Svantek UK
24 November, 2021

Measuring Mouth Simulators

Anyone who’s interested in measuring the performance of headsets, smart devices, telephones, earbuds and the like should be familiar with the need for a mouth simulator. This is a kind of ‘standardised’ loudspeaker, which emulates the frequency and dispersion characteristics of the human, and is also often found built-in to head and torso simulators.

A standalone mouth simulator will be designed to meet the requirements of ITU-T Recommendation P.51, covering radiation characteristics at 17 points in the near and far field, distortion, dynamic range, acoustic impedance, etc. and you can download a copy here if you have trouble sleeping.

By the way, they’re not called artificial voices any more.

An early influencer/adopter was Bruel & Kjaer with their Type 4227, of which many hundreds, possibly thousands, have been shipped, and as the analysis systems of the time (early 90’s) were mostly analog, it featured the possibility of monitoring and correcting the output using a near field ¼” pressure microphone in the mouth cavity, using a live compressor loop.

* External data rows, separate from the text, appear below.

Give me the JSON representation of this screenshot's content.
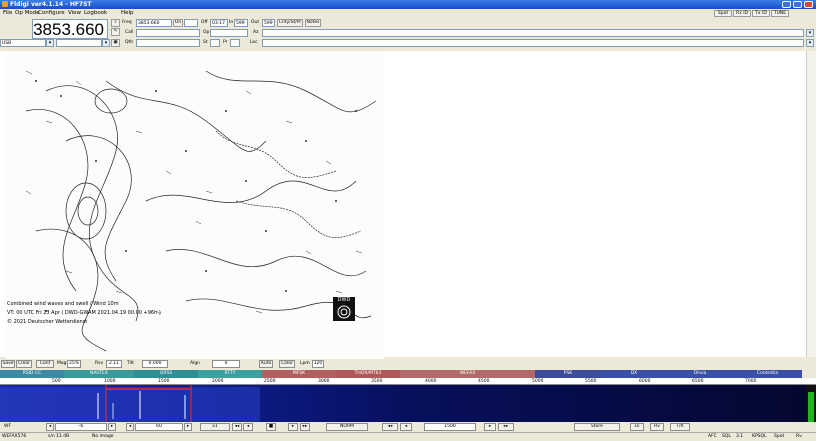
{
  "window": {
    "title": "Fldigi ver4.1.14 - HF7ST"
  },
  "menu": {
    "items": [
      "File",
      "Op Mode",
      "Configure",
      "View",
      "Logbook",
      "Help"
    ],
    "right_buttons": [
      "Spot",
      "Rx ID",
      "Tx ID",
      "TUNE"
    ]
  },
  "frequency": {
    "display": "3853.660"
  },
  "mode": {
    "selected": "USB"
  },
  "qso": {
    "freq_label": "Freq",
    "freq_value": "3853.660",
    "on_label": "On",
    "off_label": "Off",
    "off_value": "03:17",
    "in_label": "In",
    "in_value": "599",
    "out_label": "Out",
    "out_value": "599",
    "cnty_label": "Cnty/St/Pr",
    "notes_label": "Notes",
    "call_label": "Call",
    "op_label": "Op",
    "az_label": "Az",
    "qth_label": "Qth",
    "st_label": "St",
    "pr_label": "Pr",
    "loc_label": "Loc"
  },
  "fax": {
    "caption_line1": "Combined wind waves and swell / Wind 10m",
    "caption_line2": "VT:  00 UTC Fri 23 Apr ( DWD-GWAM 2021.04.19 00.00  +96h )",
    "caption_line3": "© 2021 Deutscher Wetterdienst",
    "logo_text": "DWD"
  },
  "bottom_buttons": {
    "save": "Save",
    "clear": "Clear",
    "config": "Conf",
    "mag": "Mag",
    "mag_value": "25%",
    "rsv": "Rsv",
    "rsv_value": "2.11",
    "tilt": "Tilt",
    "tilt_value": "0.000",
    "align": "Algn",
    "align_value": "0",
    "auto": "Auto",
    "color": "Color",
    "lpm": "Lpm",
    "lpm_value": "120"
  },
  "bands": [
    {
      "label": "RSID CC",
      "color": "#3a8aa6"
    },
    {
      "label": "NAVTEX",
      "color": "#3a9a9a"
    },
    {
      "label": "QRSS",
      "color": "#2e8e98"
    },
    {
      "label": "RTTY",
      "color": "#3aa0a0"
    },
    {
      "label": "MFSK",
      "color": "#b06060"
    },
    {
      "label": "THOR/MT63",
      "color": "#b05858"
    },
    {
      "label": "WEFAX",
      "color": "#b06a6a"
    },
    {
      "label": "PSK",
      "color": "#3a4c9a"
    },
    {
      "label": "DX",
      "color": "#3a50a6"
    },
    {
      "label": "Olivia",
      "color": "#3a50a6"
    },
    {
      "label": "Contestia",
      "color": "#3a50a6"
    }
  ],
  "scale_ticks": [
    "500",
    "1000",
    "1500",
    "2000",
    "2500",
    "3000",
    "3500",
    "4000",
    "4500",
    "5000",
    "5500",
    "6000",
    "6500",
    "7000"
  ],
  "waterfall_controls": {
    "wf_label": "WF",
    "fft_value": "-6",
    "range_value": "60",
    "x1_label": "x1",
    "norm_label": "NORM",
    "rate_value": "1500",
    "store_label": "Store",
    "lk_label": "Lk",
    "rv_label": "Rv",
    "tx_label": "T/R"
  },
  "status": {
    "mode": "WEFAX576",
    "s_n": "s/n  11 dB",
    "image_info": "No image",
    "afc": "AFC",
    "sql": "SQL",
    "value": "3.1",
    "kpsql": "KPSQL",
    "spot": "Spot",
    "rv": "Rv"
  }
}
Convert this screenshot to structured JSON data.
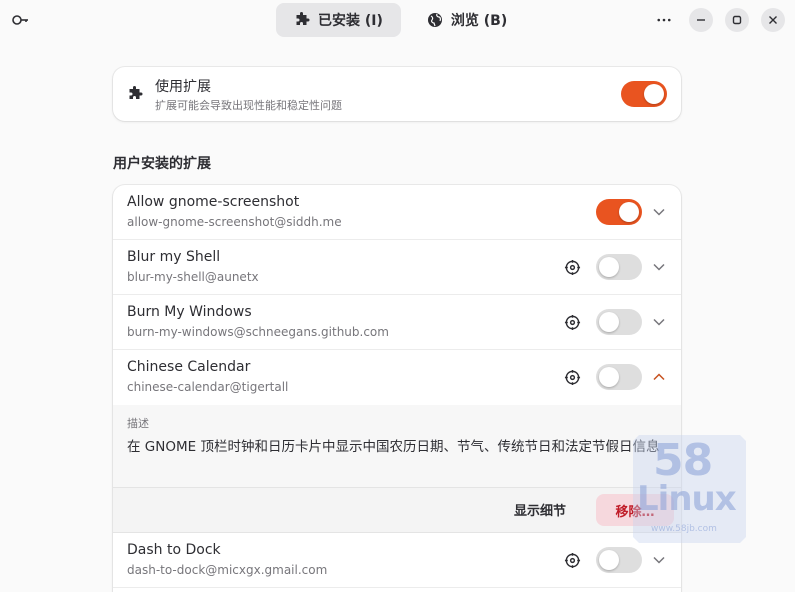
{
  "header": {
    "tabs": [
      {
        "label": "已安装 (I)",
        "icon": "puzzle-icon",
        "active": true
      },
      {
        "label": "浏览 (B)",
        "icon": "globe-icon",
        "active": false
      }
    ]
  },
  "use_extensions": {
    "title": "使用扩展",
    "subtitle": "扩展可能会导致出现性能和稳定性问题",
    "enabled": true
  },
  "section_title": "用户安装的扩展",
  "extensions": [
    {
      "name": "Allow gnome-screenshot",
      "uuid": "allow-gnome-screenshot@siddh.me",
      "enabled": true,
      "has_settings": false,
      "expanded": false
    },
    {
      "name": "Blur my Shell",
      "uuid": "blur-my-shell@aunetx",
      "enabled": false,
      "has_settings": true,
      "expanded": false
    },
    {
      "name": "Burn My Windows",
      "uuid": "burn-my-windows@schneegans.github.com",
      "enabled": false,
      "has_settings": true,
      "expanded": false
    },
    {
      "name": "Chinese Calendar",
      "uuid": "chinese-calendar@tigertall",
      "enabled": false,
      "has_settings": true,
      "expanded": true
    },
    {
      "name": "Dash to Dock",
      "uuid": "dash-to-dock@micxgx.gmail.com",
      "enabled": false,
      "has_settings": true,
      "expanded": false
    }
  ],
  "expanded_details": {
    "desc_label": "描述",
    "desc_text": "在 GNOME 顶栏时钟和日历卡片中显示中国农历日期、节气、传统节日和法定节假日信息",
    "details_button": "显示细节",
    "remove_button": "移除…"
  },
  "watermark": {
    "number": "58",
    "brand": "Linux",
    "url": "www.58jb.com"
  },
  "colors": {
    "accent": "#e95420",
    "destructive": "#c01c28",
    "background": "#fafafa"
  }
}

The near-field response (after all, measurements on telephones and headset microphones are done in the near field) is measured at the Mouth Reference Point (MRP) which is 25mm from the front of the mouth on the centreline. The 4227 has a test jig to mount a ½” pressure microphone for this purpose. The response is measured over the range 100-8,000 Hz, and this is used to correct the output of the driving amplifier so the output is flat and calibrated in dB re. Pa. You can then be sure that what you are measuring is the response of the DUT, not the mouth simulator.

Later came the 44AA from GRAS, which, apart from the colour, looks remarkably similar! I guess if someone’s already done the acoustic work on the dispersion, why go to the effort? The most obvious difference is the built-in power amplifier, and a different (but compatible) calibration jig for mounting a ¼” microphone. No allowance is made for having a live reference microphone, as, by this time, digital systems were being used to equalise the mouth output in software.

Looking more closely reveals the 44AA has a more complex mouth cavity, featuring a diffractor inside the opening, which can be adjusted to influence response and sensitivity. It’s not clear why this was felt necessary, but it might just have been a desire to be different! The 44AA can be used passively also, (or you can buy a 44AB) and B&K later introduced an updated Type 4227A which has a power amplifier inside.

The new kid on the block, Crysound, also introduced their CRY609 mouth simulator, which again, looks remarkably like the other two, and probably is a clone of the Type 4227.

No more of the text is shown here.